The analog side is done using a C print, printed by hand; and the digital side is an inkjet print.

=== Non (2007) ===
This work is one of the most philosophical, in it we can see a CANON camera from which the artist has decided to delete the first two initials, a fact that is referenced in the title of the project itself. The lens of this camera is surrounded by a system of tubes and mirrors that rotate on the camera to focus on itself. This work lacks functionality and is based on self-reflection and absurdity.

=== Ω = 1 (2003–2014) ===
Our universe is theoretically, according to astrophysical theories, in a constant state of equilibrium between collapse through implosion and total explosion. Normally, physicists use a pencil as a metaphor to show this very delicate state of balance of forces, maintaining its balance supported only by its tip. For approximately 10 years Steven Pippin dedicated himself to devising a sculpture that could represent this metaphor.

The sculpture is based mainly on two lights that project the shadows of a 2B pencil on a metal plate where it is held.

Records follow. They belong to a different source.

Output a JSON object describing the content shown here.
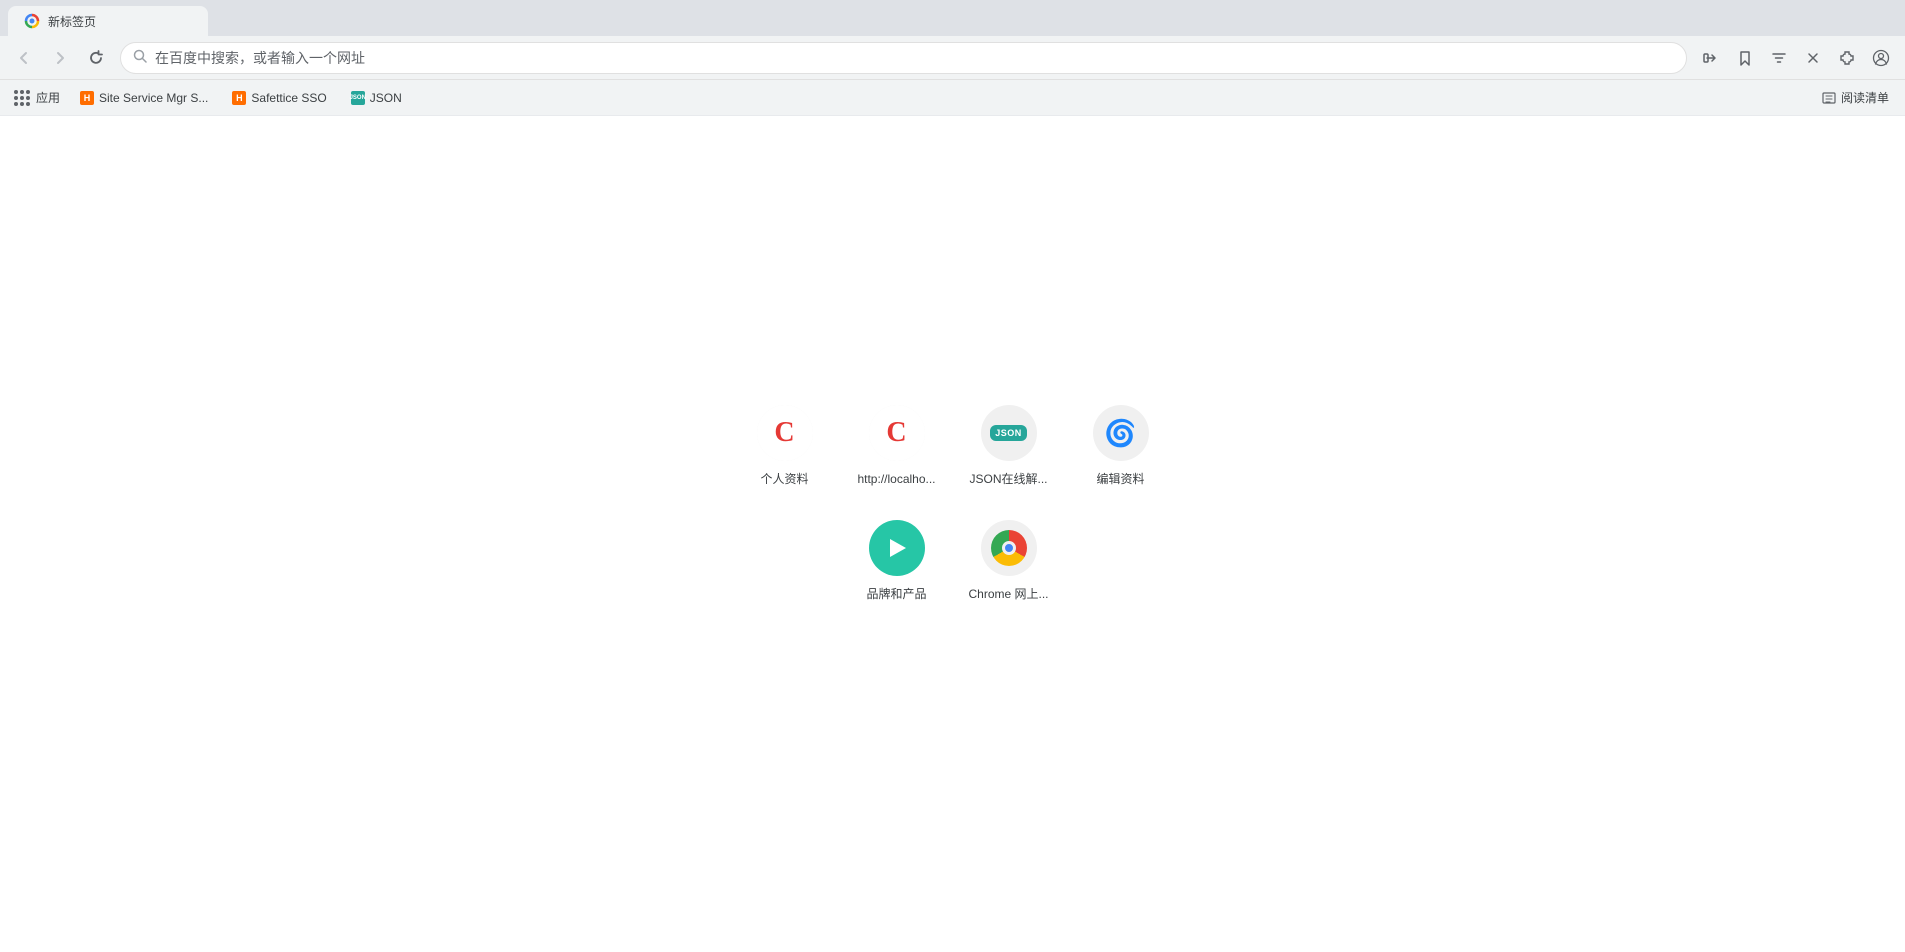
{
  "browser": {
    "tab": {
      "title": "新标签页"
    },
    "addressBar": {
      "placeholder": "在百度中搜索，或者输入一个网址",
      "value": "在百度中搜索，或者输入一个网址"
    },
    "bookmarks": [
      {
        "id": "apps",
        "label": "应用"
      },
      {
        "id": "site-service",
        "label": "Site Service Mgr S...",
        "color": "#e53935"
      },
      {
        "id": "safettice",
        "label": "Safettice SSO",
        "color": "#e53935"
      },
      {
        "id": "json",
        "label": "JSON",
        "color": "#26a69a"
      }
    ],
    "readerMode": "阅读清单"
  },
  "newTab": {
    "shortcuts": {
      "row1": [
        {
          "id": "profile",
          "label": "个人资料",
          "iconType": "c-red"
        },
        {
          "id": "localhost",
          "label": "http://localho...",
          "iconType": "c-red"
        },
        {
          "id": "json-online",
          "label": "JSON在线解...",
          "iconType": "json-green"
        },
        {
          "id": "weibo",
          "label": "编辑资料",
          "iconType": "weibo"
        }
      ],
      "row2": [
        {
          "id": "brand",
          "label": "品牌和产品",
          "iconType": "play-green"
        },
        {
          "id": "chrome-web",
          "label": "Chrome 网上...",
          "iconType": "chrome"
        }
      ]
    }
  },
  "icons": {
    "back": "←",
    "forward": "→",
    "reload": "↺",
    "share": "⎋",
    "star": "☆",
    "filter": "▽",
    "close_x": "✕",
    "extensions": "⬡",
    "profile": "◯",
    "apps": "⋮⋮⋮",
    "reader": "≡"
  }
}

These shadows are monitored by sensors that, upon detecting the slightest change, modify the position of the plate where the pencil rests with a margin of 20 milliseconds and almost imperceptibly to avoid losing balance. Thus, the pencil remains upright without the help of anything other than its tip.

This piece creates a sense of suspended time and constant anticipation, illustrating the delicate nature of balance.

=== Laundromat-Locomotion (1997) ===
The first images in this series were made in London in 1991. In 1997 Pippin expanded his idea and moved it to a laundry room in New Jersey, where he placed photographic paper on each of the backgrounds of 12 washing machines that were attached to ropes of cotton. That ropes were activated in his path to capture him walking. As we can guess from the name, this work is a tribute to Animal Locomotion (1887) by Eadweard Muybridge. In this work, Muybridge tried to confirm or deny the following hypothesis: There is a moment in a horse's trot where none of its legs are in contact with the ground. To test this bet, Muybridge had a horse run in front of 12 cameras that were activated by ropes in its path, capturing snapshots of the movement.

Thanks to this, he not only managed to demonstrate that the hypothesis was indeed true, but also laid the foundations of cinema, motion photography, and if that were not enough, he helped the world in general to better understand the movement of the horse. Later he would do more projects capturing dances and everyday movements of human beings.

Pippin's tribute was even closer to the original images obtained by Muybridge because the washing machines were spinning at 500 rpm.(It gave the images) a certain degree of authenticity, making them look like a Muybridge original from a hundred years ago. The scratches on the surface of the negative become a substitute for time, an artificial aging process that gives the images an accidental air of authenticity.